Of course, there is one drawback to working at home in your pajamas – cats. Besides sitting on your one respectable blouse, they may try to sit on your lap, keyboard, or papers; or nuzzle your screen; or try to capture your mouse. You can shut the door if you have one, but that will only lead to a lot of meowing, hissing, squabbles, and thumps. (What happens if you have kids, I don’t know. Probably more meowing, hissing, squabbles, and thumps. Plus the kids are likely to want to go to school in their pajamas, citing parental precedent.)

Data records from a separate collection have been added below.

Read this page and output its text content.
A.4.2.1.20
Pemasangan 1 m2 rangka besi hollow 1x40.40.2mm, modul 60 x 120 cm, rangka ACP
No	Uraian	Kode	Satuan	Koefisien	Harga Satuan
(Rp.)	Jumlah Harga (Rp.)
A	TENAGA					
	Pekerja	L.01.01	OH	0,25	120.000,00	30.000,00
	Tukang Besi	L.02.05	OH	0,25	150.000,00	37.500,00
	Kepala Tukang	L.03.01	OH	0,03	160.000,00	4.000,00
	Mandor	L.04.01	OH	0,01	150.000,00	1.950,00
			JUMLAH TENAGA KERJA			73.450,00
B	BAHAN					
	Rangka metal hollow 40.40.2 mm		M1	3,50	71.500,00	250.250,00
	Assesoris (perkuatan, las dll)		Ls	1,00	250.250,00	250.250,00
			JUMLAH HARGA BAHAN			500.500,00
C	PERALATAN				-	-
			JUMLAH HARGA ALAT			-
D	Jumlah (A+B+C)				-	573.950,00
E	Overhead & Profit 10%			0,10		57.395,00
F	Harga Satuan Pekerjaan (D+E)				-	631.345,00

By the way, men can join the work-from-home-in-your-pajamas club too, but since I wear men’s pjs, I think it only fair that they wear women’s.

 

This post was inspired by a comment thread in the Erma Bombeck Writer’s Workshop (EBWW) attendees Facebook page.

 

Is Today a Pants Day?

Believe it or not, there is a holiday on which people walk around with no pants. (This year it’s celebrated on May 4 – the first Friday in May.) There are no official rules, other than not wearing pants and pretending that nothing is out of the ordinary. For the shy men, skirts or kilts may be worn. The traditional way to celebrate No-Pants Day is to ride the subway, but we don’t have one around here, so the idea hasn’t really caught on.

(It is a day, I suppose, to work out those dreams you have when you show up at work with no pants on. My problem is that I dream about showing up naked AND NO ONE NOTICES.)

Having a day to celebrate no pants is all well and wonderful. But what about people who wear no pants year-round? People like me.

As a freelance writer and editor, whose only commute is from upstairs to downstairs, I don’t really have to worry about pants. Other writers I know like to wear pants (or skirts) because it gives them a feeling of being at work officially, even if they’re doing that work in the privacy of their own home.

Not me. I relish the freedom of being a work-from-home person and I almost never wear pants while I work. Oh, in the winter I break out the Sheldon-esque plaid flannel jammies and work wearing those. But when the weather is warmer, I settle for a nightshirt or a t-shirt, sans pants.

Really, I could work in even less, except my study is on the ground floor and there’s a window. There’s a shrub in front of it, but still, I find it best not to encourage the neighbor boys.

I find nightshirts soothing and relaxing and completely conducive to work. They also make it easier for me to take naps in the middle of the day, which is one of the other perks of being a freelancer.

But there’s another aspect of the pants vs. no pants dilemma to be considered. A friend of mine and I refer to days when we actually have the energy to go outside and run errands or be social as “pants days,” because we have to put on pants to do so. He’s a writer too and has as much right to work in his bathrobe as I do.

Plus, both of us are given to spells of depression when we can scarcely get out of bed, much less out-of-doors. So we report, “I’ve had three pants days this week” or “I finally had a pants day yesterday,” and congratulate ourselves and each other for having the stamina to insert legs and zip.

I suppose I could wear a skirt or a dress and call it a pants day, but if I do go out, I almost always wear jeans – unless I’m going to a job interview or a meeting with the IRS. I’d be much more relaxed in pajama pants, but there you are. Society has dumb rules. And please don’t tell me that there are things called pajama jeans. That’s cheating.